Il existe à l’heure actuelle sur la côte sud-ouest de l’Inde, dans l’état régional du Kérala, un théâtre chrétien dont l’origine remonte au XVIe siècle et où sont célébrés, entre autres, les exploits de Charlemagne et de ses pairs : le Chavittu Nâtakam, littéralement « théâtre en frappant des pieds ». Il est pratiqué au sein d’une petite communauté de catholiques, où prédominent des gens originaires de castes de pêcheurs et de récolteurs de vin de palme. Que peut représenter pour eux la geste carolingienne ? Les lignes qui suivent voudraient apporter un éclairage sur cette question et comprendre cette pratique théâtrale dans son contexte. La présentation du répertoire et de la scénographie y sera limitée aux éléments utiles pour ce propos.

J’ai seulement eu la possibilité au début des années 1980 d’assister à un « échantillon » de Chavittu Nâtakam lors d’un festival de musique, de théâtre et de danse à Trivandrum, la capitale du Kérala – festival destiné à présenter aux citadins comme aux touristes le patrimoine culturel de la région. J’utiliserai par conséquent très largement des études publiées[1]. Si cela interdit de procéder à une étude approfondie et originale du Chavittu Nâtakam en tant que tel, ces sources forment au contraire le matériau d’étude indispensable pour traiter des prises de position auxquelles il donne lieu, et de sa place dans les dynamiques sociales locales.

Un théâtre chrétien au Kérala

Le Kérala est l’un des états de l’Union indienne. Sa formation remonte à 1956, lors d’une réforme territoriale effectuée selon des critères linguistiques. La langue dominante y est le malayâlam, une langue dravidienne comme le tamoul, parlé dans l’état voisin du Tamil Nadu. Au plan religieux, le Kérala se caractérise par la présence d’importantes minorités musulmane et chrétienne, respectivement 24,7% et 19,0% de la population de l’État au recensement de 2001. Les chrétiens comprennent de nombreuses dénominations, qui tendent à reproduire une hiérarchie de statuts similaire à celle qui caractérise les castes hindoues. Il est courant de distinguer trois grands groupes, entre lesquels les intermariages sont rares. Les chrétiens dits « syriens » ou « de Saint-Thomas » affirment descendre de convertis du premier siècle de notre ère à l’issue d’une évangélisation qu’aurait menée l’apôtre Saint Thomas parmi les hautes castes locales. Ce groupe de chrétiens, qui se considère de plus haut statut que les autres, est réparti entre l’église catholique romaine, où ils suivent des rites « orientaux » (syro-malabar et syro-malankara – leur langue liturgique était autrefois le syriaque), et diverses églises « orthodoxes » (jacobites et chaldéennes) ou autocéphales.
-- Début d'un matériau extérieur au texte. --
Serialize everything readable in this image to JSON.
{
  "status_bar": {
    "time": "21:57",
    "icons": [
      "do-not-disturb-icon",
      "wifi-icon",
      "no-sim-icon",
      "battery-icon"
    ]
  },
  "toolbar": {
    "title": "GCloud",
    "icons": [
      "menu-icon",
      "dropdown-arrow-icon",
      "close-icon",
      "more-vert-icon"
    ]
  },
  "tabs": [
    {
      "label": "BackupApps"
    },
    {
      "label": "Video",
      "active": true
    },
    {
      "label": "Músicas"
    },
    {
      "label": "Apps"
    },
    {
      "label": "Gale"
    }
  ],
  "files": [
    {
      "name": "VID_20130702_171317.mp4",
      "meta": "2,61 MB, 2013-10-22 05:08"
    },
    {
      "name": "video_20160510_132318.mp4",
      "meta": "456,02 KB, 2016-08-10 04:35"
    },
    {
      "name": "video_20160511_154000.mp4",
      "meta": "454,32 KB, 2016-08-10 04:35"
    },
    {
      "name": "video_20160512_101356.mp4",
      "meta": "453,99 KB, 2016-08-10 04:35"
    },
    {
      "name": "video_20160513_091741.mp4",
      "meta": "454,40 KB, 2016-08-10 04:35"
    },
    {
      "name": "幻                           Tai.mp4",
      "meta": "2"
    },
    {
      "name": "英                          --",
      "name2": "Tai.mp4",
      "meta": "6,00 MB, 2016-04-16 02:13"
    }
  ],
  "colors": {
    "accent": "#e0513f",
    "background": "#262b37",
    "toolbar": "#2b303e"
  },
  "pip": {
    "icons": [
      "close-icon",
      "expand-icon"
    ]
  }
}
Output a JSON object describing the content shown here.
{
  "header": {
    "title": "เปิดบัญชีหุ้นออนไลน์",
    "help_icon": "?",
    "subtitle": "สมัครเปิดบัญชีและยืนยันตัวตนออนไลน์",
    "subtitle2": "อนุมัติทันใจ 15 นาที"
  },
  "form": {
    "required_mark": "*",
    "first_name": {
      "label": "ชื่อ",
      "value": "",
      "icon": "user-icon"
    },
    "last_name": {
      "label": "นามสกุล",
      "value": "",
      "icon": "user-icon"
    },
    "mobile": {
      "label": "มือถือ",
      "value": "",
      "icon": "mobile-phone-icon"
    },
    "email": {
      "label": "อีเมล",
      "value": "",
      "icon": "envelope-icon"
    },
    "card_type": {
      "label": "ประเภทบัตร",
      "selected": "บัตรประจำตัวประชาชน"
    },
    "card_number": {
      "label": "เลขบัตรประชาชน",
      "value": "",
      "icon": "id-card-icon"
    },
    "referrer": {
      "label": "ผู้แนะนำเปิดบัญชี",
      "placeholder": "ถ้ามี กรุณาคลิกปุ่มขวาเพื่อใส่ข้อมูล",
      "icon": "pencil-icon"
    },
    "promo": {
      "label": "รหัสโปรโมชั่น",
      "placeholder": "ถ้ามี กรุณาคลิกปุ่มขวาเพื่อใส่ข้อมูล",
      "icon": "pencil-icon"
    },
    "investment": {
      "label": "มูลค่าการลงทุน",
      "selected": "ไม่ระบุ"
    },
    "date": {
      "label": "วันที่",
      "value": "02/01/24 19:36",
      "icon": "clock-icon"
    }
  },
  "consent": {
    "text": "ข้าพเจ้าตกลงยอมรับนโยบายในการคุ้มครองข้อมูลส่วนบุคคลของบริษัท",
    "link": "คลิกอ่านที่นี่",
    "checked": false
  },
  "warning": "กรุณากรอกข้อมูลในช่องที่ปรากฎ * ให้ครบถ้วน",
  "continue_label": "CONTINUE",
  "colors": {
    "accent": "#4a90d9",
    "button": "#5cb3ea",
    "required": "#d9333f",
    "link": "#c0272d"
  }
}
Les chrétiens « latins », ceux qui nous concernent plus directement ici, font remonter leur origine aux conversions effectuées par les missionnaires portugais au XVIe siècle parmi des castes de statut déconsidéré vivant sur la côte – essentiellement, je l’ai indiqué, des castes de pêcheurs et de récolteurs de vin de palme ; ces chrétiens sont tous des catholiques romains de rite latin ; ils ont des diocèses et des églises spécifiques, distincts de ceux des catholiques romains de rite oriental. Un troisième grand groupe de statuts est formé par les protestants de différentes dénominations, qui descendent de convertis plus récents, XIXe ou XXe siècle ; ils sont généralement de statut très infériorisé[2].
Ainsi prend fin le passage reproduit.